E aí, quem sabe, isso nos trará algum tipo de crise existencial (não será a primeira; não será a única). Quem sabe banalizaremos qualquer elemento belo gerado sem nenhum esforço. Quem sabe isso não será problema, diante da breguice em escala industrial. Vale lembrar que estamos em um planeta cheio de bonecos funko pop – e que eles custam caro.
Enquanto isso não acontece, vale deliciar-se com a novidade de terceirizar a execução da própria imaginação. Em algum momento, é inevitável que a mesma brincadeira não se aplique à música, se é que isso já não existe.
Isto é, em uma mera página do navegador – carregando uma infraestrutura inimaginável há 20 anos –, que eu possa solicitar e gerar um álbum colaborativo entre Tom Jobim e David Bowie com um clique, pedir a música X com o arranjo de Y ou consiga produzir faixas drum & bass do Geraldo Vandré.
O texto é uma mídia mais acessível: o gerador de pós-modernismo, por exemplo, data de 1996 (!). Da mesma forma – mas com um funcionamento mais complexo –, hoje alguns chatbots até conseguem sustentar uma conversa (às vezes, às vezes).
Quem sabe um dia, com ainda mais processamento, dados etc., eu não consiga gerar um longa-metragem (“O Homem que Copiava by Stanley Kubrick”), e até lá a noção de artista, autoria e atribuição já tenha se diluído de tal forma a nos aperfeiçoarmos nos verdadeiros desafios imutáveis da sociedade, como inserir anúncios na Lua e impedir os sem-teto de dormir confortavelmente.

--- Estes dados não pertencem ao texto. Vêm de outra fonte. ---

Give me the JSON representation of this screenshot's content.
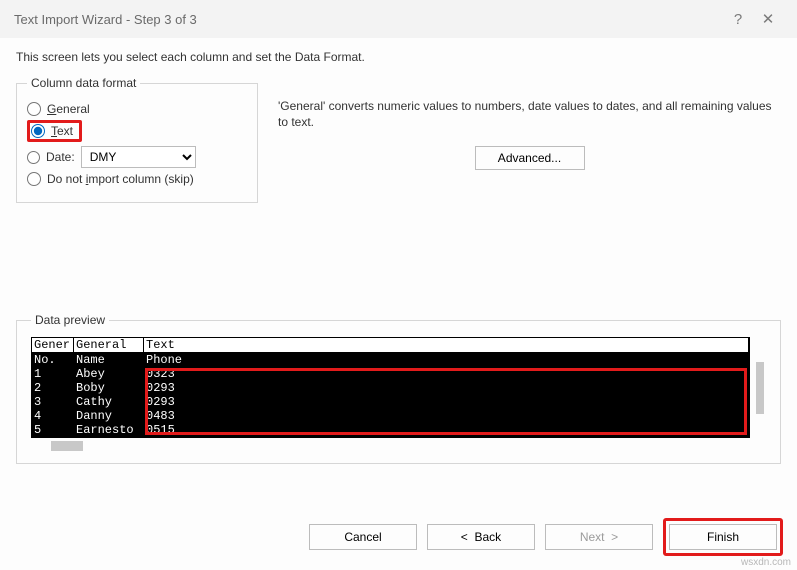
{
  "title": "Text Import Wizard - Step 3 of 3",
  "intro": "This screen lets you select each column and set the Data Format.",
  "coldata": {
    "legend": "Column data format",
    "general": "General",
    "text": "Text",
    "date": "Date:",
    "date_value": "DMY",
    "skip": "Do not import column (skip)"
  },
  "general_desc": "'General' converts numeric values to numbers, date values to dates, and all remaining values to text.",
  "advanced_label": "Advanced...",
  "preview": {
    "legend": "Data preview",
    "headers": [
      "Gener",
      "General",
      "Text"
    ],
    "rows": [
      [
        "No.",
        "Name",
        "Phone"
      ],
      [
        "1",
        "Abey",
        "0323"
      ],
      [
        "2",
        "Boby",
        "0293"
      ],
      [
        "3",
        "Cathy",
        "0293"
      ],
      [
        "4",
        "Danny",
        "0483"
      ],
      [
        "5",
        "Earnesto",
        "0515"
      ]
    ]
  },
  "buttons": {
    "cancel": "Cancel",
    "back": "<  Back",
    "next": "Next  >",
    "finish": "Finish"
  },
  "watermark": "wsxdn.com"
}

Já vivemos num mundo onde a Magalu quer ser sua melhor amiga e um rapper virtual assina um contrato, depois é demitido por negligência racial (FNMeka: seu TikTok, cujo apelo me foge, já tem 10 milhões de seguidores). A inteligência artificial também já pode corrigir sotaques – atenção às aspas, mesmo sem aspas – para call centers e identificar você, seus amigos, sua família em fotografias pessoais.
Por ora, a Enclave segue apaixonada por qualquer ferramenta que lhe proporcione inserir o ‘Caminhante sobre o mar de névoa’ em Júpiter.